Holocene records of fire from the boreal and temperate zones of Europe

  • R. H. W. Bradshaw
  • K. Tolonen
  • M. Tolonen
Part of the NATO ASI Series book series (volume 51)


Fire has long been associated with boreal forest systems, but its natural role in European temperate forest is poorly known. Fire regimes in Europe have been significantly influenced by human activities for varying lengths of time. We examine the late Holocene records of fire as recorded by charcoal fragments in lakes, peatlands, and small forest hollows in a variety of European forest types. A gradient of vegetation response to fire is apparent, ranging from fire-adapted boreal communities to fire-sensitive deciduous forests. Fire frequencies have varied in space and time in association with both climatic and vegetation changes. Human activity has often exploited pre-existing ‘natural’ fire regimes, having both stimulated and suppressed fire at different times. Our case studies are drawn from Finland, Sweden, Denmark, and Ireland.

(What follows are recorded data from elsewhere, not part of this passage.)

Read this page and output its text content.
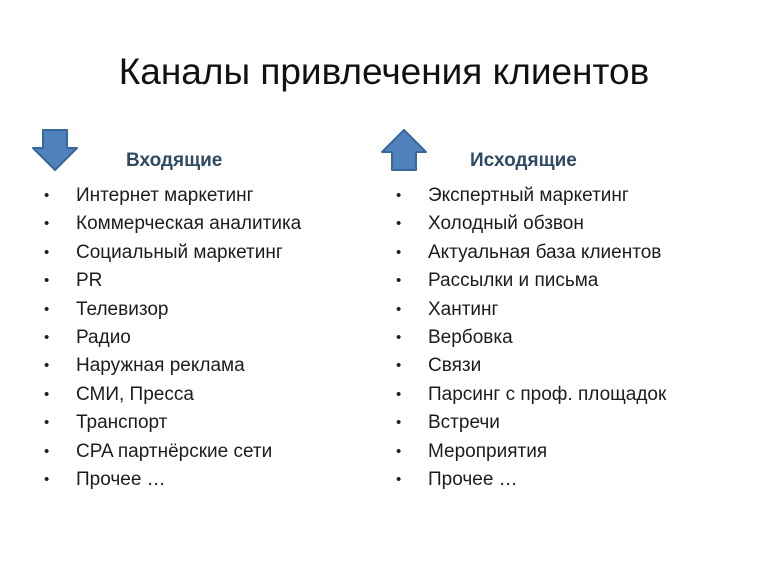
Каналы привлечения клиентов
Входящие	Исходящие
• Интернет маркетинг
• Коммерческая аналитика
• Социальный маркетинг
• PR
• Телевизор
• Радио
• Наружная реклама
• СМИ, Пресса
• Транспорт
• CPA партнёрские сети
• Прочее …
• Экспертный маркетинг
• Холодный обзвон
• Актуальная база клиентов
• Рассылки и письма
• Хантинг
• Вербовка
• Связи
• Парсинг с проф. площадок
• Встречи
• Мероприятия
• Прочее …
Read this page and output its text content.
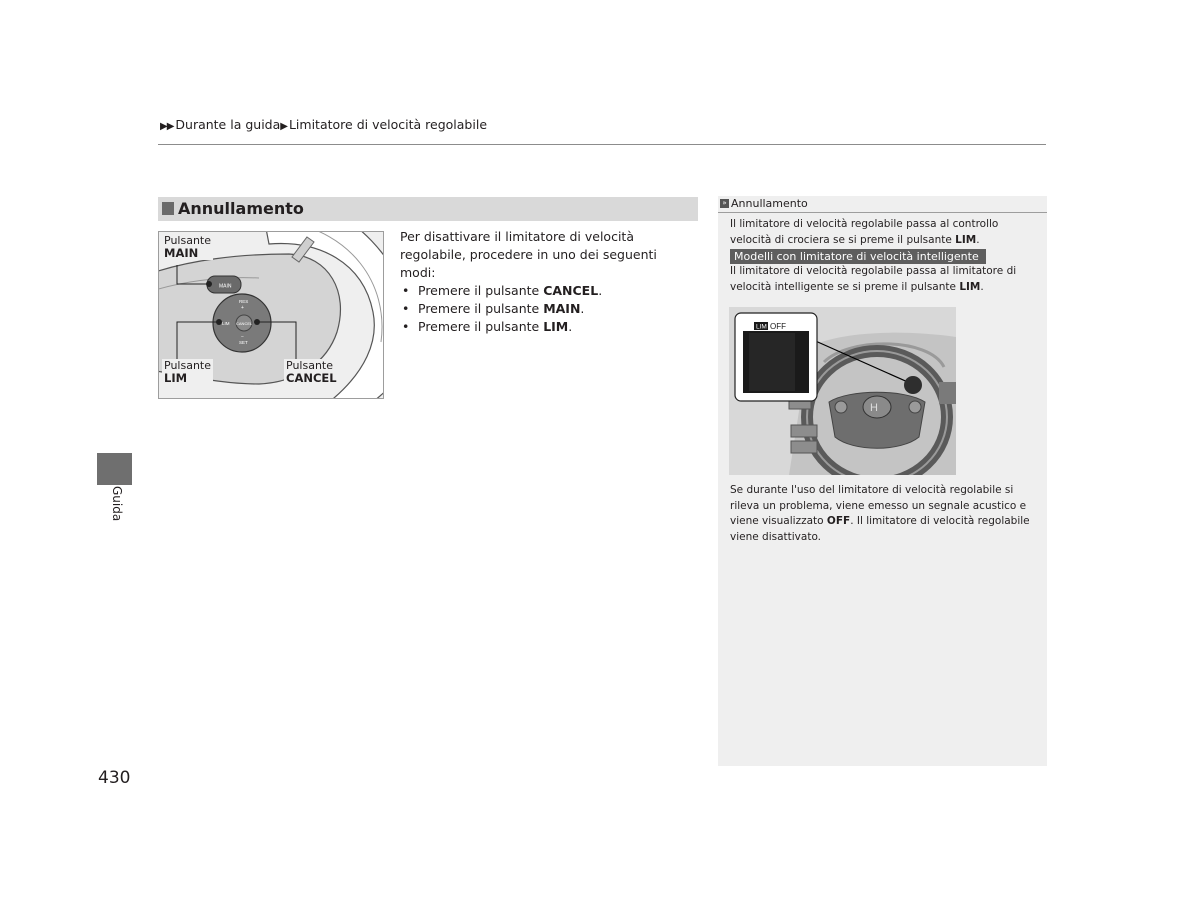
▶▶ Durante la guida▶ Limitatore di velocità regolabile
Annullamento
MAIN
RES
+
LIM CANCEL
−
SET
Pulsante
MAIN
Pulsante
LIM
Pulsante
CANCEL
Per disattivare il limitatore di velocità regolabile, procedere in uno dei seguenti modi:
• Premere il pulsante CANCEL.
• Premere il pulsante MAIN.
• Premere il pulsante LIM.
» Annullamento
Il limitatore di velocità regolabile passa al controllo velocità di crociera se si preme il pulsante LIM.
Modelli con limitatore di velocità intelligente
Il limitatore di velocità regolabile passa al limitatore di velocità intelligente se si preme il pulsante LIM.
H
LIM OFF
Se durante l'uso del limitatore di velocità regolabile si rileva un problema, viene emesso un segnale acustico e viene visualizzato OFF. Il limitatore di velocità regolabile viene disattivato.
Guida
430
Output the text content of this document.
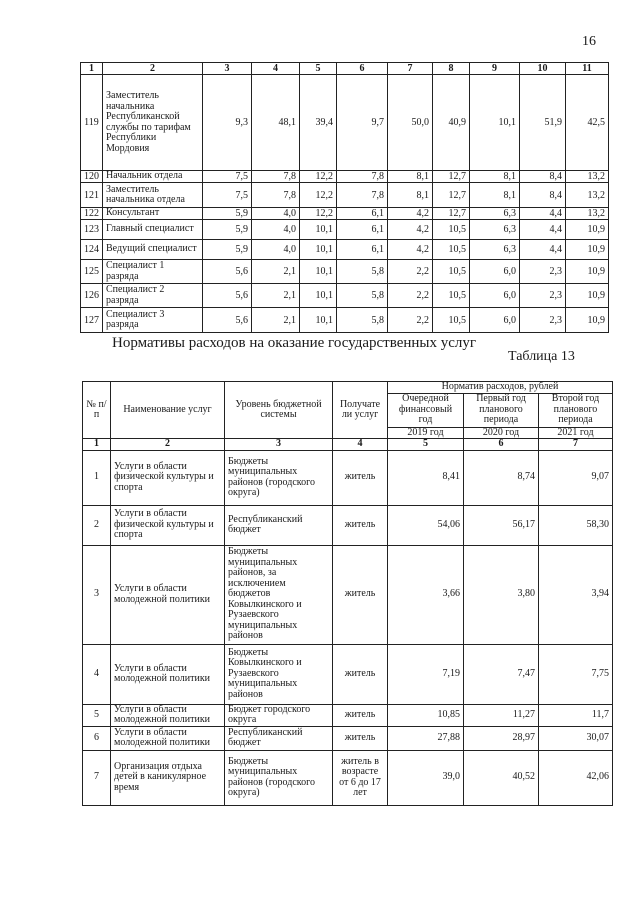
16
1	2	3	4	5	6	7	8	9	10	11
119	Заместитель начальника Республиканской службы по тарифам Республики Мордовия	9,3	48,1	39,4	9,7	50,0	40,9	10,1	51,9	42,5
120	Начальник отдела	7,5	7,8	12,2	7,8	8,1	12,7	8,1	8,4	13,2
121	Заместитель начальника отдела	7,5	7,8	12,2	7,8	8,1	12,7	8,1	8,4	13,2
122	Консультант	5,9	4,0	12,2	6,1	4,2	12,7	6,3	4,4	13,2
123	Главный специалист	5,9	4,0	10,1	6,1	4,2	10,5	6,3	4,4	10,9
124	Ведущий специалист	5,9	4,0	10,1	6,1	4,2	10,5	6,3	4,4	10,9
125	Специалист 1 разряда	5,6	2,1	10,1	5,8	2,2	10,5	6,0	2,3	10,9
126	Специалист 2 разряда	5,6	2,1	10,1	5,8	2,2	10,5	6,0	2,3	10,9
127	Специалист 3 разряда	5,6	2,1	10,1	5,8	2,2	10,5	6,0	2,3	10,9
Нормативы расходов на оказание государственных услуг
Таблица 13
№ п/п	Наименование услуг	Уровень бюджетной системы	Получате ли услуг	Норматив расходов, рублей		
				Очередной финансовый год	Первый год планового периода	Второй год планового периода
				2019 год	2020 год	2021 год
1	2	3	4	5	6	7
1	Услуги в области физической культуры и спорта	Бюджеты муниципальных районов (городского округа)	житель	8,41	8,74	9,07
2	Услуги в области физической культуры и спорта	Республиканский бюджет	житель	54,06	56,17	58,30
3	Услуги в области молодежной политики	Бюджеты муниципальных районов, за исключением бюджетов Ковылкинского и Рузаевского муниципальных районов	житель	3,66	3,80	3,94
4	Услуги в области молодежной политики	Бюджеты Ковылкинского и Рузаевского муниципальных районов	житель	7,19	7,47	7,75
5	Услуги в области молодежной политики	Бюджет городского округа	житель	10,85	11,27	11,7
6	Услуги в области молодежной политики	Республиканский бюджет	житель	27,88	28,97	30,07
7	Организация отдыха детей в каникулярное время	Бюджеты муниципальных районов (городского округа)	житель в возрасте от 6 до 17 лет	39,0	40,52	42,06
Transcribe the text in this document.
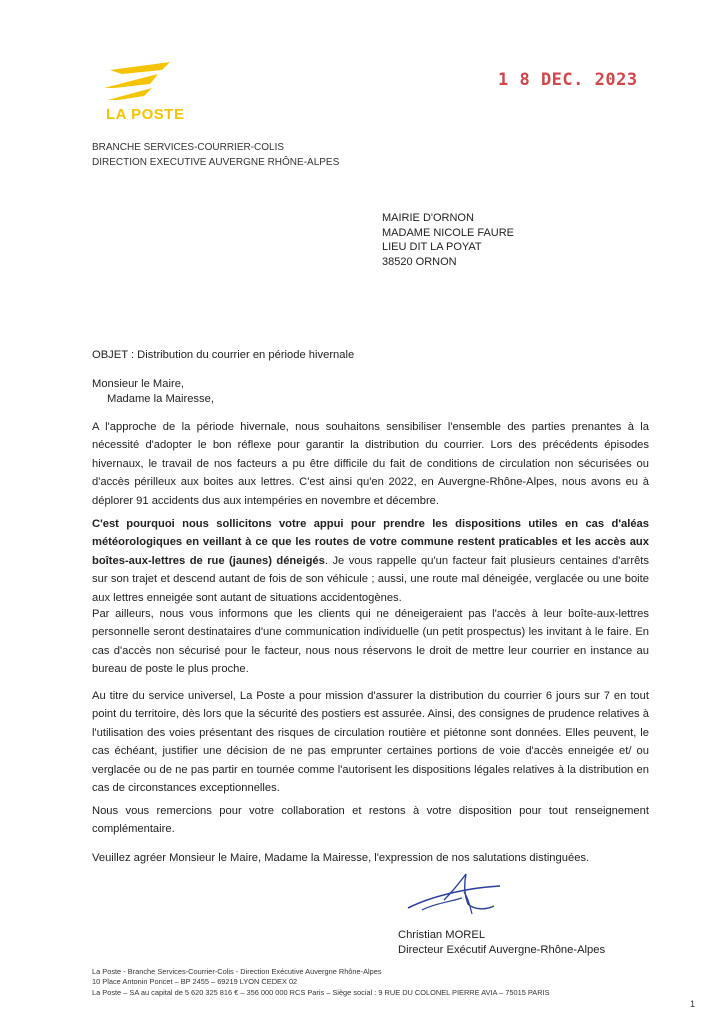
LA POSTE
1 8 DEC. 2023
BRANCHE SERVICES-COURRIER-COLIS
DIRECTION EXECUTIVE AUVERGNE RHÔNE-ALPES
MAIRIE D'ORNON
MADAME NICOLE FAURE
LIEU DIT LA POYAT
38520 ORNON
OBJET : Distribution du courrier en période hivernale
Monsieur le Maire,
Madame la Mairesse,
A l'approche de la période hivernale, nous souhaitons sensibiliser l'ensemble des parties prenantes à la nécessité d'adopter le bon réflexe pour garantir la distribution du courrier. Lors des précédents épisodes hivernaux, le travail de nos facteurs a pu être difficile du fait de conditions de circulation non sécurisées ou d'accès périlleux aux boites aux lettres. C'est ainsi qu'en 2022, en Auvergne-Rhône-Alpes, nous avons eu à déplorer 91 accidents dus aux intempéries en novembre et décembre.
C'est pourquoi nous sollicitons votre appui pour prendre les dispositions utiles en cas d'aléas météorologiques en veillant à ce que les routes de votre commune restent praticables et les accès aux boîtes-aux-lettres de rue (jaunes) déneigés. Je vous rappelle qu'un facteur fait plusieurs centaines d'arrêts sur son trajet et descend autant de fois de son véhicule ; aussi, une route mal déneigée, verglacée ou une boite aux lettres enneigée sont autant de situations accidentogènes.
Par ailleurs, nous vous informons que les clients qui ne déneigeraient pas l'accès à leur boîte-aux-lettres personnelle seront destinataires d'une communication individuelle (un petit prospectus) les invitant à le faire. En cas d'accès non sécurisé pour le facteur, nous nous réservons le droit de mettre leur courrier en instance au bureau de poste le plus proche.
Au titre du service universel, La Poste a pour mission d'assurer la distribution du courrier 6 jours sur 7 en tout point du territoire, dès lors que la sécurité des postiers est assurée. Ainsi, des consignes de prudence relatives à l'utilisation des voies présentant des risques de circulation routière et piétonne sont données. Elles peuvent, le cas échéant, justifier une décision de ne pas emprunter certaines portions de voie d'accès enneigée et/ ou verglacée ou de ne pas partir en tournée comme l'autorisent les dispositions légales relatives à la distribution en cas de circonstances exceptionnelles.
Nous vous remercions pour votre collaboration et restons à votre disposition pour tout renseignement complémentaire.
Veuillez agréer Monsieur le Maire, Madame la Mairesse, l'expression de nos salutations distinguées.
Christian MOREL
Directeur Exécutif Auvergne-Rhône-Alpes
La Poste - Branche Services-Courrier-Colis - Direction Exécutive Auvergne Rhône-Alpes
10 Place Antonin Poncet – BP 2455 – 69219 LYON CEDEX 02
La Poste – SA au capital de 5 620 325 816 € – 356 000 000 RCS Paris – Siège social : 9 RUE DU COLONEL PIERRE AVIA – 75015 PARIS
1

We explore the linkage between fire and certain key ecological processes such as paludification, species immigrations, and changes in soil microbiology.


Fire Regime Regional Fire Charcoal Fragment Fire Interval Microscopic Charcoal 
These keywords were added by machine and not by the authors. This process is experimental and the keywords may be updated as the learning algorithm improves.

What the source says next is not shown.